REUTERS — Israel-based Teva Pharmaceutical Industries reported a smaller than expected decline in first-quarter profit as sales of generic drugs fell 17 percent while revenue from its top drug Copaxone rose.

Teva, which is in the process of buying Allergan's Actavis generic business for $40.5 billion, said on Monday it earned $1.20 per share excluding one-time items, down from $1.36 a year earlier. Excluding equity offerings on December 15 to finance the Actavis deal, EPS in the quarter was $1.36.

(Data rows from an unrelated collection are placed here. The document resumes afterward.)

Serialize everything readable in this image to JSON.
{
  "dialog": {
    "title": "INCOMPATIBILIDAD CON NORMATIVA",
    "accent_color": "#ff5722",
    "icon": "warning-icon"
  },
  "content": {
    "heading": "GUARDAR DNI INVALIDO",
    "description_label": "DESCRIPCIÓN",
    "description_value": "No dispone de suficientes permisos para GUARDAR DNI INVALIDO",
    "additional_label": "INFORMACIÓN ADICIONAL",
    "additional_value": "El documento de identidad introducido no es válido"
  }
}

Revenue slipped 3 percent to $4.81 billion, although excluding foreign exchange fluctuations, revenue fell 1 percent.

Teva, the world's biggest generic drug maker, was forecast to earn $1.17 excluding one-off items on revenue of $4.77 billion, according to Thomson Reuters I/B/E/S.

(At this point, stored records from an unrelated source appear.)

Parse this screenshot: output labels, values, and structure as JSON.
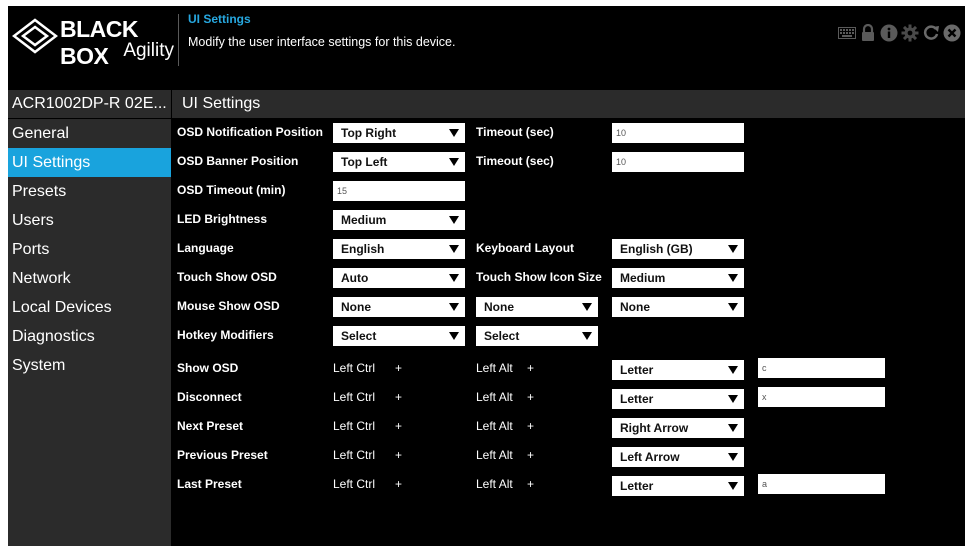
{
  "brand": {
    "name": "BLACK BOX",
    "product": "Agility"
  },
  "header": {
    "title": "UI Settings",
    "description": "Modify the user interface settings for this device."
  },
  "toolbar_icons": [
    "keyboard-icon",
    "lock-icon",
    "info-icon",
    "gear-icon",
    "refresh-icon",
    "close-icon"
  ],
  "device": {
    "name": "ACR1002DP-R 02E..."
  },
  "nav": {
    "items": [
      "General",
      "UI Settings",
      "Presets",
      "Users",
      "Ports",
      "Network",
      "Local Devices",
      "Diagnostics",
      "System"
    ],
    "active": "UI Settings"
  },
  "section": {
    "title": "UI Settings"
  },
  "form": {
    "osd_notification_position": {
      "label": "OSD Notification Position",
      "value": "Top Right",
      "timeout_label": "Timeout (sec)",
      "timeout_value": "10"
    },
    "osd_banner_position": {
      "label": "OSD Banner Position",
      "value": "Top Left",
      "timeout_label": "Timeout (sec)",
      "timeout_value": "10"
    },
    "osd_timeout": {
      "label": "OSD Timeout (min)",
      "value": "15"
    },
    "led_brightness": {
      "label": "LED Brightness",
      "value": "Medium"
    },
    "language": {
      "label": "Language",
      "value": "English",
      "keyboard_label": "Keyboard Layout",
      "keyboard_value": "English (GB)"
    },
    "touch_show_osd": {
      "label": "Touch Show OSD",
      "value": "Auto",
      "icon_size_label": "Touch Show Icon Size",
      "icon_size_value": "Medium"
    },
    "mouse_show_osd": {
      "label": "Mouse Show OSD",
      "value1": "None",
      "value2": "None",
      "value3": "None"
    },
    "hotkey_modifiers": {
      "label": "Hotkey Modifiers",
      "value1": "Select",
      "value2": "Select"
    },
    "hotkeys": [
      {
        "label": "Show OSD",
        "mod1": "Left Ctrl",
        "mod2": "Left Alt",
        "key": "Letter",
        "letter": "c"
      },
      {
        "label": "Disconnect",
        "mod1": "Left Ctrl",
        "mod2": "Left Alt",
        "key": "Letter",
        "letter": "x"
      },
      {
        "label": "Next Preset",
        "mod1": "Left Ctrl",
        "mod2": "Left Alt",
        "key": "Right Arrow",
        "letter": ""
      },
      {
        "label": "Previous Preset",
        "mod1": "Left Ctrl",
        "mod2": "Left Alt",
        "key": "Left Arrow",
        "letter": ""
      },
      {
        "label": "Last Preset",
        "mod1": "Left Ctrl",
        "mod2": "Left Alt",
        "key": "Letter",
        "letter": "a"
      }
    ],
    "plus": "+"
  },
  "colors": {
    "accent": "#19a3dd",
    "header_title": "#27a8e0",
    "panel": "#2b2b2b",
    "background": "#000000"
  }
}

Global sales of its best-selling multiple sclerosis drug Copaxone rose 9 percent to $1.0 billion. The drug, which accounts for about 20 percent of its revenue and 50 percent of profit, is now facing competition.

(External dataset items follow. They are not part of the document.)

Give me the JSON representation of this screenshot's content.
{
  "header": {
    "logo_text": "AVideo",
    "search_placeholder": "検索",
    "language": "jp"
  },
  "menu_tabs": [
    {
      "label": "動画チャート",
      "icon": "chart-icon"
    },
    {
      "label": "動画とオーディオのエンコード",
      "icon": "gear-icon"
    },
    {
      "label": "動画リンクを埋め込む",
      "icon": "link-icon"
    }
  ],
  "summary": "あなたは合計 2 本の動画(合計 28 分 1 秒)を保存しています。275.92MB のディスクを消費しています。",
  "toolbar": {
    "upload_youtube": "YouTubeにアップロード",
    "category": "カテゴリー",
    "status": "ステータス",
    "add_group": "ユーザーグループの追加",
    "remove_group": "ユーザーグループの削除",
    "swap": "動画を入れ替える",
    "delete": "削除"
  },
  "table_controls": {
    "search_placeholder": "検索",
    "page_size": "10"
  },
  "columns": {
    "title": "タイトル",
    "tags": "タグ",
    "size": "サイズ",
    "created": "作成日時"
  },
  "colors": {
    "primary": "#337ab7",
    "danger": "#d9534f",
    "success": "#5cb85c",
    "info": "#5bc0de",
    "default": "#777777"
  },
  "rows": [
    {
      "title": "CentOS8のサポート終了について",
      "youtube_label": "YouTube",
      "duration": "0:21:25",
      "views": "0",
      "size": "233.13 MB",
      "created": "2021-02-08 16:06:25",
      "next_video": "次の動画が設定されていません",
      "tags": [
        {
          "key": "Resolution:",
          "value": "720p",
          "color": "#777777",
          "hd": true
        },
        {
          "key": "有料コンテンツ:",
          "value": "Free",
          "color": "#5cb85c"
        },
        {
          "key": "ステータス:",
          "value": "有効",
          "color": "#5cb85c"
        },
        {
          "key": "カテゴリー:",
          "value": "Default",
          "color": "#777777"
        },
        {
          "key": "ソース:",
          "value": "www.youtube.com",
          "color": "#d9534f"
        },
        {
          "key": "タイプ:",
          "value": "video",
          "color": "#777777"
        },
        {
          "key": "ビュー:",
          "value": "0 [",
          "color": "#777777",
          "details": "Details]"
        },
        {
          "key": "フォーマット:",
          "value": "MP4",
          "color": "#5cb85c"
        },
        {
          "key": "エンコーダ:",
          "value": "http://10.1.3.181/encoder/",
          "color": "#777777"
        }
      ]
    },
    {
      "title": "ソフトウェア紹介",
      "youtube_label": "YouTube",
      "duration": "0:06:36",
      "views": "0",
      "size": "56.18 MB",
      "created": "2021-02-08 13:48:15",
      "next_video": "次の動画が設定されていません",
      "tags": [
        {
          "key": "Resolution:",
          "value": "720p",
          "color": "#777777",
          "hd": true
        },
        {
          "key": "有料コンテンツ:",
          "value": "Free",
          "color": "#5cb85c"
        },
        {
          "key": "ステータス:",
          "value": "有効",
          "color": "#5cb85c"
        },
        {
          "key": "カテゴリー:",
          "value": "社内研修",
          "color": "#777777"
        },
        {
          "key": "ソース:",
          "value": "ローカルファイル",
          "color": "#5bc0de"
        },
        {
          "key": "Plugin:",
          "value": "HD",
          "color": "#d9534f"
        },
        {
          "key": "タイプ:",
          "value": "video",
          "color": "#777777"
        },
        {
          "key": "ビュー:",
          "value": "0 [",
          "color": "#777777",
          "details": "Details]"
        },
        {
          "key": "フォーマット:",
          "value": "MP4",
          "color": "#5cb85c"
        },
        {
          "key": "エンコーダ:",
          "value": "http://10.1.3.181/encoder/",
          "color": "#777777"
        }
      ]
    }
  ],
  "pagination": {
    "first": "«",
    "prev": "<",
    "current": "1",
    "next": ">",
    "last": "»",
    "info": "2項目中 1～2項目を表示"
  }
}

Sandoz, part of Swiss drug maker Novartis AG NOVM.VX, and Momenta Pharmaceuticals last June launched a once daily 20 mg version called Glatopa.

Teva forecast adjusted second-quarter earnings of $1.16-$1.20, or $1.32-$1.36 without the equity offerings, and revenue of $4.7-$4.9 billion. It said the outlook does not include any revenue or profit from the Actavis acquisition, which it expects to close in June.

It will pay a quarterly dividend of 34 cents a share.